I had almost passed into a content stupor when Teshu’s excited interjections woke me up. I don’t know how the conversation had moved to fights, but Teshu was claiming that there couldn’t be another man on this earth who could take a beating like Gangtok.

‘Bhaijee, Gangtok was this stocky lad who descended on the valley a few years ago. Funny fellow, always smiling, especially when standing around parties. Not saying much. I think he was a little slow in the mind. You know what I mean?

‘Anyway, this was when we still had maximum foreign tourists. Israelis and others. Those were the days, Bhaijee. It was around that time that the Italian, Marco, had set up the furnace in the village and crafted that green ceramic chillum we used last night. But where was I?’

‘Gangtok used to stand around at parties,’ replied Saad.
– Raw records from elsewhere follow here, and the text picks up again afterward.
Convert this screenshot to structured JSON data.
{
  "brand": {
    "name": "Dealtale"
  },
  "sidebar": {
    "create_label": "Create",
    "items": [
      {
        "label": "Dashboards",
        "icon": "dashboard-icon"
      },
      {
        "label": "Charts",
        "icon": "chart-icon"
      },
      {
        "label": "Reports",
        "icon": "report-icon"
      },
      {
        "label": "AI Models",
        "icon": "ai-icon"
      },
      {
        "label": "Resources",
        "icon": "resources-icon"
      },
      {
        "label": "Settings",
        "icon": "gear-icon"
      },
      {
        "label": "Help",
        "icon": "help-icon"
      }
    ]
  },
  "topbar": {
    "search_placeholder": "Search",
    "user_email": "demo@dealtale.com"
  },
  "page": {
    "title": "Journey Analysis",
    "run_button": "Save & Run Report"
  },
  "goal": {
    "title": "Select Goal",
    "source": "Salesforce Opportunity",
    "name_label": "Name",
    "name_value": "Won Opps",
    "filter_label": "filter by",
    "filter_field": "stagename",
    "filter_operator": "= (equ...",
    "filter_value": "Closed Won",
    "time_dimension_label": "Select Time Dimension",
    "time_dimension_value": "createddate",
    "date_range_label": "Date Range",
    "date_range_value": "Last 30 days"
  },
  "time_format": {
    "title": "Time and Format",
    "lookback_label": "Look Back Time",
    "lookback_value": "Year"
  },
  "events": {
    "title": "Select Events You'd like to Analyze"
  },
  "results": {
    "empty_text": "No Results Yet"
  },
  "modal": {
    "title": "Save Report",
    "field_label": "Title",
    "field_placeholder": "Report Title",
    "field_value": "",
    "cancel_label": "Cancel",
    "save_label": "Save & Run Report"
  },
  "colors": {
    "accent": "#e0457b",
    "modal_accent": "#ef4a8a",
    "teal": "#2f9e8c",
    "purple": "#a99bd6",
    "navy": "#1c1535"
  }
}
‘Ah, yes. He was a funny fellow, working odd jobs at different dhabas and parties. All of us would get high together but Gangtok wouldn’t take more than a few puffs. He would just stand around, gawking, stupidly smiling, as we would all get stoned. But all that standing around ended on the day I caught him red-handed.’

‘Caught him doing what?’

‘Caught him stealing, Bhaijee. The guests’ belonging had been disappearing from parties for a while, and that’s not just bad for business, it is a blot against our name. How could we allow it? I had suspected him all along – that smiley-faced standing around, that slinking through parties and all that. Who travels so far from home anyway? But this Monu Bhai (whom we knew since yesterday to be the young village head) kept saying that you can’t suspect a man without due cause. He wanted proof.

‘Well, I had been keeping an eye out…

‘Eh, Shambhu, get another Coke. Achha, not chilled, ok, then give water with ice.

‘Anyway, so where was I?’

‘You had been keeping your eye out.’ It was Saad who responded again.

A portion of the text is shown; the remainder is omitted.